Bono sull’Africa: “quello che mi affascina è il futuro”

Nei giorni scorsi, Bono Vox ha rilasciato un’intervista a John Mulholland (The Observer) in cui ha espresso il suo parere sul futuro economico dell’Africa. Secondo il cantante degli U2, l’Africa può diventare il continente del 21esimo secolo, in quanto possiede le risorse necessarie, sia a livello naturale che umano.

Di seguito vengono riportati alcuni brani dell’intervista. Per l’articolo completo si rimanda al seguente link: http://www.guardian.co.uk/commentisfree/2011/feb/20/bono-africa-economic-growth?INTCMP=SRCH

Siamo tutti consapevoli di un passato comune e questo continente ha una ricca e straordinaria tradizione. Ma ciò che mi entusiasma maggiormente è pensare al futuro dell’Africa come continente del 21esimo secolo. E’ uno dei continenti più ricchi della terra in termini di risorse naturali.
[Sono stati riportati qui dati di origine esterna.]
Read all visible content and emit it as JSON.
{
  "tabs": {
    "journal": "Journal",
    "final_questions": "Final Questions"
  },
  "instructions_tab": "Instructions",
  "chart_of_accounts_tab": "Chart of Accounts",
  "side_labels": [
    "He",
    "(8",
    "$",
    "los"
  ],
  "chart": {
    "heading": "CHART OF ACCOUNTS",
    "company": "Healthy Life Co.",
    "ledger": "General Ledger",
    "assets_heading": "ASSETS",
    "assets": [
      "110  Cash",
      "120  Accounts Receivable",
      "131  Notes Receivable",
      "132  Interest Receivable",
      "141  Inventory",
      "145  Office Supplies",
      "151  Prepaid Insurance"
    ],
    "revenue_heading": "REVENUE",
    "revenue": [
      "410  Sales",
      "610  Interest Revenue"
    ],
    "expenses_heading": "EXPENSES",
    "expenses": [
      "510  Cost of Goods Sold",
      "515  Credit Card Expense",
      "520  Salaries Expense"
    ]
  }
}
Se si permette che queste risorse siano utilizzate per la sua popolazione, allora esse potranno garantire il futuro dell’Africa. L’Africa è ricca anche in termini di risorse umane, con una popolazione cosi giovane, vivace. Noi abbiamo questa immagine degli africani come del popolo più povero della terra, ma l’Africa stessa è cosi ricca.

Noi non dobbiamo dimenticare che gli aiuti economici sono in pericolo sebbene, fortunatamente, non in UK. E non dobbiamo dimenticare che la vita delle persone nel breve termine dipende da ciò. E aiuti intelligenti danno grandi risultati. Un’ alleanza globale per i vaccini ha scongiurato più di 5 milioni di morti nell’ultima decade ed il Fondo Globale per la Lotta contro l’Aids, la Tubercolosi e la Malaria ha salvato più di 4,000 vite al giorno.

In termini di aiuto dobbiamo ricordare le storie positive emerse riguardo la cancellazione del debito e le promesse del Gleneagles. Non dobbiamo dimenticare queste storie di successo. In molti casi, come si è verificato per la Banca Mondiale, i governi africani hanno speso saggiamente i soldi e hanno tirato fuori milioni di persone dalla povertà e dalla disperazione. E ciò ha contribuito a distruggere il mito che il denaro è sprecato.

Io penso che la “trasparenza” (Transparency) sia un modo diverso di dire “giustizia” (Justice). E la tecnologia aiuta le persone ad accedere a questa giustizia. Questo è ciò di cui noi abbiamo sempre  parlato. One non è fare la carità, questo non è neanche aiuto, riguarda la giustizia. Ha sempre riguardato la giustizia, è sempre stata la forza motrice. E guardando a ciò che è successo nel Cairo è chiaro che, in questa nuova era dell’informazione, le persone vogliono giustizia, non vogliono soltanto essere ascoltate ma vogliono essere in grado anche di ascoltare. Loro vogliono sapere che cosa è stato fatto in loro nome.

Bene, io ho detto che sento l’Africa come il futuro. È stato un grande obiettivo per me essere sul palco domenica notte dopo aver lavorato qui e fuori, per 20 anni,. È un luogo incredibile. Molte culture africane sono un po’ come gli irlandesi, loro si divertono e traggono beneficio dal caos creativo che viene scatenato.